The Platonic Representation Hypothesis (PRH) reports a fact: independently trained neural networks converge on geometrically similar internal representations. Its authors interpret this as evidence that learning systems approximate a pre-existing, mind-independent abstract structure. The paper rebuts that interpretation on two interlocking levels.
Level one (parsimony). Platonic ontology is explanatorily redundant — convergent-attractor theory under shared physical constraints already provides a complete account of the convergence phenomenon, without postulating any independent abstract realm.

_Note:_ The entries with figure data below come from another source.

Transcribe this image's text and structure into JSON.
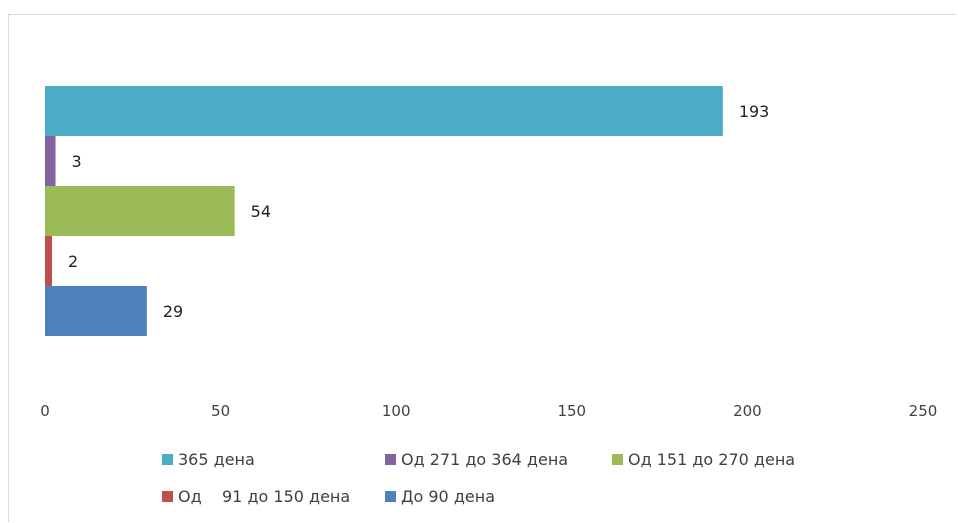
{
  "chart_data": {
    "type": "bar",
    "orientation": "horizontal",
    "xlim": [
      0,
      250
    ],
    "x_ticks": [
      0,
      50,
      100,
      150,
      200,
      250
    ],
    "grid": false,
    "legend_position": "bottom",
    "series": [
      {
        "name": "365 дена",
        "value": 193,
        "color": "#4BACC6"
      },
      {
        "name": "Од 271 до 364 дена",
        "value": 3,
        "color": "#8064A2"
      },
      {
        "name": "Од 151 до 270 дена",
        "value": 54,
        "color": "#9BBB59"
      },
      {
        "name": "Од    91 до 150 дена",
        "value": 2,
        "color": "#C0504D"
      },
      {
        "name": "До 90 дена",
        "value": 29,
        "color": "#4F81BD"
      }
    ]
  }
}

Level two (explanatory reduction). The paper explains why the Platonic reading remains so compelling — the extreme robustness of certain attractors (which is unavoidable in any sufficiently expressive optimisation process) generates a phenomenology of necessity and mind-independence, naturally — but mistakenly — inviting the inference to ontological independence. Robustness is mistaken for ontological independence; the impulse to posit an independent realm is the natural but unnecessary response to attractors that cannot be escaped.
The paper proposes the Reversed Platonic Representation Hypothesis (RPRH): convergent representations are emergent fixed points of optimisation processes under shared constraints, not ontologically prior structures being approximated; the intuition that they must independently exist is itself a structurally predictable cognitive consequence of their robustness.